From the Correlation Matrix, the blue cells indicate negative correlation (more values -> short distance) and the red cells show positive correlation (more value -> far away from hospitals). The variables with negative correlations are population density, percentage of white/indian/asian population, percentage of population with bachelor degree and higher, and percentage of male population.

ggplot(census_hospital, aes(x = hhincomeE, y = min_distance_hospital)) +
  geom_point(alpha = 0.7) +
  geom_smooth(method = "lm", col = "red") +
  labs(title = "Income vs Distance to Nearest Hospital", 
       x = "Household Income", 
       y = "Distance to Hospital")

## `geom_smooth()` using formula = 'y ~ x'

ggplot(census_hospital, aes(x = pct_black_pop, y = min_distance_hospital)) +
  geom_point(alpha = 0.7) +
  geom_smooth(method = "lm", col = "blue") +
  labs(title = "Pct. of Black Population vs Distance to Nearest Hospital", 
       x = "% Black Population", 
       y = "Distance to Hospital")

## `geom_smooth()` using formula = 'y ~ x'

ggplot(census_hospital, aes(x = pct_female, y = min_distance_hospital)) +
  geom_point(alpha = 0.7) +
  geom_smooth(method = "lm", col = "pink") +
  labs(title = "Pct. of Female Population vs Distance to Nearest Hospital", 
       x = "% Female Population", 
       y = "Distance to Hospital")

## `geom_smooth()` using formula = 'y ~ x'

ggplot(census_hospital, aes(x = pct_edu_hs + pct_edu_less_than_hs, y = min_distance_hospital)) +
  geom_point(alpha = 0.7) +
  geom_smooth(method = "lm", col = "Green") +
  labs(title = "Pct. of High School and Less than High School Eduation Attainment \n vs Distance to Nearest Hospital", 
       x = "% Population with High School Attainment or Lower", 
       y = "Distance to Hospital")

## `geom_smooth()` using formula = 'y ~ x'

By looking at the correlation and the scatter plots with linear trends, we can see some trends on % black population and % population with high school or less than high school education attainment that increases along with the distance to hospital.
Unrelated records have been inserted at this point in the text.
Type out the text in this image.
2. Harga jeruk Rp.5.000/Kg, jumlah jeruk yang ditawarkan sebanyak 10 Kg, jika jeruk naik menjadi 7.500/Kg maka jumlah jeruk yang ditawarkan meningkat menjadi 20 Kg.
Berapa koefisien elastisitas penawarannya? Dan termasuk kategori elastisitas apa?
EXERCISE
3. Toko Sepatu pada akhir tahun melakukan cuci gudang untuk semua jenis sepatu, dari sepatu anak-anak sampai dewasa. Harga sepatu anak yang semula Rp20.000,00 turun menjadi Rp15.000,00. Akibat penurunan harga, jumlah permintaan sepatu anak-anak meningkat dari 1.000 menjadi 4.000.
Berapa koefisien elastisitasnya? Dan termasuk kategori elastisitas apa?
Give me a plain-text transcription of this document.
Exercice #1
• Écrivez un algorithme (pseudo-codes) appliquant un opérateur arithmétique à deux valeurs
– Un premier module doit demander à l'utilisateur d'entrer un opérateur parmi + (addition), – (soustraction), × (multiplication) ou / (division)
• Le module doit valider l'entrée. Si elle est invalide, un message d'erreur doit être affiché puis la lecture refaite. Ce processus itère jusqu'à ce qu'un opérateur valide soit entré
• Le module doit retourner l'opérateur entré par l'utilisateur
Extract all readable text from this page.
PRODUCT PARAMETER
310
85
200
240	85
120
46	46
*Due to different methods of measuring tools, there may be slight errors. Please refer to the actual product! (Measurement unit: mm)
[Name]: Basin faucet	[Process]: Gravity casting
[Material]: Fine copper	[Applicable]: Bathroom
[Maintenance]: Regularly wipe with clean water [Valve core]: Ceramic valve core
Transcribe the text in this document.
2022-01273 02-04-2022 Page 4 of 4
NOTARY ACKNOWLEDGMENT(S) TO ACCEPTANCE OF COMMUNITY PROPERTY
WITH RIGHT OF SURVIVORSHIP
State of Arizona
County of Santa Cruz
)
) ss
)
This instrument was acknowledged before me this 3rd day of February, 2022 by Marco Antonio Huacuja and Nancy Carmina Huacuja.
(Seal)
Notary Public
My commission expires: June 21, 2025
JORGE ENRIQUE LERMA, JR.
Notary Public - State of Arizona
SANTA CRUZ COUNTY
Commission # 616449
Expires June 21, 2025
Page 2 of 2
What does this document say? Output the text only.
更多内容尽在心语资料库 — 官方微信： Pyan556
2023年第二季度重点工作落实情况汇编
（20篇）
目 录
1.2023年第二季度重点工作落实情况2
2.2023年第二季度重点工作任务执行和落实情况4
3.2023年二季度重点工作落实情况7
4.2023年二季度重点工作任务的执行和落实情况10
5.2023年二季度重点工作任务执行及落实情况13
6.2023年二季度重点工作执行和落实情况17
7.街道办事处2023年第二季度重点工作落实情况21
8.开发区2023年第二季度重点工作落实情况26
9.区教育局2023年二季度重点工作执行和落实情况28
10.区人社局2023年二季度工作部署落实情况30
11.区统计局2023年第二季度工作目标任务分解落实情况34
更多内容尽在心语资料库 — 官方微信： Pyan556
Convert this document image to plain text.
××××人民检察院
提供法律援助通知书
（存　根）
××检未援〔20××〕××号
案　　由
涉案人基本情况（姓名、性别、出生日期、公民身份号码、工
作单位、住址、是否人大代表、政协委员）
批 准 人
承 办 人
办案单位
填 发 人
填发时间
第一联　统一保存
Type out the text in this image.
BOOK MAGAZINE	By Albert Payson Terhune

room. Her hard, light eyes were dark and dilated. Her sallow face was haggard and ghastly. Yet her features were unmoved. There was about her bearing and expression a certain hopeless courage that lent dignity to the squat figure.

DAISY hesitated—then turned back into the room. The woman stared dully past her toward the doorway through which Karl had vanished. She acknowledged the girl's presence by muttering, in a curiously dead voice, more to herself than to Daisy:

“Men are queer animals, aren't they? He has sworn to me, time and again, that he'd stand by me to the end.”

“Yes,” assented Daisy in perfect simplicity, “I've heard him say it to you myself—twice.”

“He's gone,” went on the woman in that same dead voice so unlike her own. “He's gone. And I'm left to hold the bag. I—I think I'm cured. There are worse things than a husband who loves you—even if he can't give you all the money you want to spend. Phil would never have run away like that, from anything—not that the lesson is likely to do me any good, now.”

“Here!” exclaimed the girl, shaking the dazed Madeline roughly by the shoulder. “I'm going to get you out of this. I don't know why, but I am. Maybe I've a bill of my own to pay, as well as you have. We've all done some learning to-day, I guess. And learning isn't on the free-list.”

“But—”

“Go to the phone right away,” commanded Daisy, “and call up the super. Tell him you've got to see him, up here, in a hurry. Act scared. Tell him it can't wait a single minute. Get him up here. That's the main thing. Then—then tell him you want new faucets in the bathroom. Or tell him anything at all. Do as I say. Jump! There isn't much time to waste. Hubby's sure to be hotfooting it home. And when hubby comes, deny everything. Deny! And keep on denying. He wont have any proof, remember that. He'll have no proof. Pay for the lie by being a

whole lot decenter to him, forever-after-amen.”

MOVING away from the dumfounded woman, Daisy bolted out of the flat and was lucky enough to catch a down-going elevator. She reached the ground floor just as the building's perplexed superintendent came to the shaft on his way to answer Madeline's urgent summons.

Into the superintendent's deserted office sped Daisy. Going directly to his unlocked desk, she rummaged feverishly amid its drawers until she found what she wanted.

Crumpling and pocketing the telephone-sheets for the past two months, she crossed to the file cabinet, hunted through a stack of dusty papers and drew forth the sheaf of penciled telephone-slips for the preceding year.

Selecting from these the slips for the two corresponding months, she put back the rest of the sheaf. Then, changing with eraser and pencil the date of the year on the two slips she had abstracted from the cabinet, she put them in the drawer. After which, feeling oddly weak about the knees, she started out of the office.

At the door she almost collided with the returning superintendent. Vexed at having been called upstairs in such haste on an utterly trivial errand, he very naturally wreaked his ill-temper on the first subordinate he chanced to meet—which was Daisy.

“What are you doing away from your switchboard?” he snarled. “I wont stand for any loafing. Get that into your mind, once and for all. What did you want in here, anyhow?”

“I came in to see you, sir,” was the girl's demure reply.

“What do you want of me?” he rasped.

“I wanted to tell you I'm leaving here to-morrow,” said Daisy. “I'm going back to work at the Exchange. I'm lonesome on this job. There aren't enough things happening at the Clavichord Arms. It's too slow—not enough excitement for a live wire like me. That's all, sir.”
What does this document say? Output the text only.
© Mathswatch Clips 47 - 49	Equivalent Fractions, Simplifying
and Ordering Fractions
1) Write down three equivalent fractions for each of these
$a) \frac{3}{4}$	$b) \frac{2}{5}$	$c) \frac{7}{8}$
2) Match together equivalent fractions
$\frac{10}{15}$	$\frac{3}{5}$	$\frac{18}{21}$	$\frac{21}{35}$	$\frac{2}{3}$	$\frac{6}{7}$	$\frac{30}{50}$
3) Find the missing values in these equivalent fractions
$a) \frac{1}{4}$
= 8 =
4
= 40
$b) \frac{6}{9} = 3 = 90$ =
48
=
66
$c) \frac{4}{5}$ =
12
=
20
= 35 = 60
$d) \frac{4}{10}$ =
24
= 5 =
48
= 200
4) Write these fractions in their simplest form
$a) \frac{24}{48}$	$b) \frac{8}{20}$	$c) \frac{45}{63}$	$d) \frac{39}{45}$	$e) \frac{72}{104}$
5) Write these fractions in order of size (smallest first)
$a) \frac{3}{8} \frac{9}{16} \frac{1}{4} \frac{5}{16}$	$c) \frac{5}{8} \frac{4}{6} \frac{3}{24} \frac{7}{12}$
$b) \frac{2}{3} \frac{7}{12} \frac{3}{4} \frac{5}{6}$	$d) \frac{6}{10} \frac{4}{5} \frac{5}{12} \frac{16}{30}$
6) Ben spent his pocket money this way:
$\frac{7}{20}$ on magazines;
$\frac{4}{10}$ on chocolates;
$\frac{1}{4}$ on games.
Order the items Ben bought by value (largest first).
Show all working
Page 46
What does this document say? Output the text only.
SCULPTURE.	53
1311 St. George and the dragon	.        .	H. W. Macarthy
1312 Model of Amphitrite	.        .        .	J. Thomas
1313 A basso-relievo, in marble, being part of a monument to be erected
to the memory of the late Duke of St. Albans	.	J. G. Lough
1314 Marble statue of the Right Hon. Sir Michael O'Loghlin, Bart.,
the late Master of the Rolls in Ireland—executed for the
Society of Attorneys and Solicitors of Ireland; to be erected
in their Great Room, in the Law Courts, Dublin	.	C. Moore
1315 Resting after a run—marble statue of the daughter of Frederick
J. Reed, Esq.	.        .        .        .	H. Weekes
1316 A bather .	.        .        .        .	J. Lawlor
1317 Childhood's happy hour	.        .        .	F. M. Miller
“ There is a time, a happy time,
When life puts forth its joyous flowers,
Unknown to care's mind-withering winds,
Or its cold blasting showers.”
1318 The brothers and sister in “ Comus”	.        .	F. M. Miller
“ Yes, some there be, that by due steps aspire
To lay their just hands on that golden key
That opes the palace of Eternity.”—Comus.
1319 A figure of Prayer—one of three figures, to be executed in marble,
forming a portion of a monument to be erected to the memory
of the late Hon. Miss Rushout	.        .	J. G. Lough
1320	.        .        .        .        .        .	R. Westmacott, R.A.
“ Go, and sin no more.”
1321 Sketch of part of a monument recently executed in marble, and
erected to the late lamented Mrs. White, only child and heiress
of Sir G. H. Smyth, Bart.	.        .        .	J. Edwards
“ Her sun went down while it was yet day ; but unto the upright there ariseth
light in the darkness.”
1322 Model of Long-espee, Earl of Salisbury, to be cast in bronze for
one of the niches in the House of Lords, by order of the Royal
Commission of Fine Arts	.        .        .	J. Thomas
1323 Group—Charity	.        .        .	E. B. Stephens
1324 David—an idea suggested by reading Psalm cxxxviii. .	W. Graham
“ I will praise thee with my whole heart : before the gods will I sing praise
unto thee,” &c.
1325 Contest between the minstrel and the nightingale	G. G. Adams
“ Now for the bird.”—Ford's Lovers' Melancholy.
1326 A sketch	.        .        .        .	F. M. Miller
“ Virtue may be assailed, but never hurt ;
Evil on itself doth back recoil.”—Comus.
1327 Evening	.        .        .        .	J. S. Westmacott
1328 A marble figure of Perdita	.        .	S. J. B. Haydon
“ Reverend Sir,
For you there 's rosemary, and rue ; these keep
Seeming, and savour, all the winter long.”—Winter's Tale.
This could indicate inequity of spatial distribution of hospitals.

6. Conclusion

In conclusion, when looking at the number of hospitals per census tract we cannot see any pattern or correlation because a small numbers of hospitals which leads to small dataset (most of the value is NA). While looking at the distance to the nearest hospital, we see some correlations between the distance and census variables that suggest the inequity of spatial distribution of hospitals in Fulton and DeKalb counties. Two indicators from this analysis are proportion of black population and population with high school or less than high school education attainment which can be seen in both correlation matrix heatmap and scatter plots with linear trends.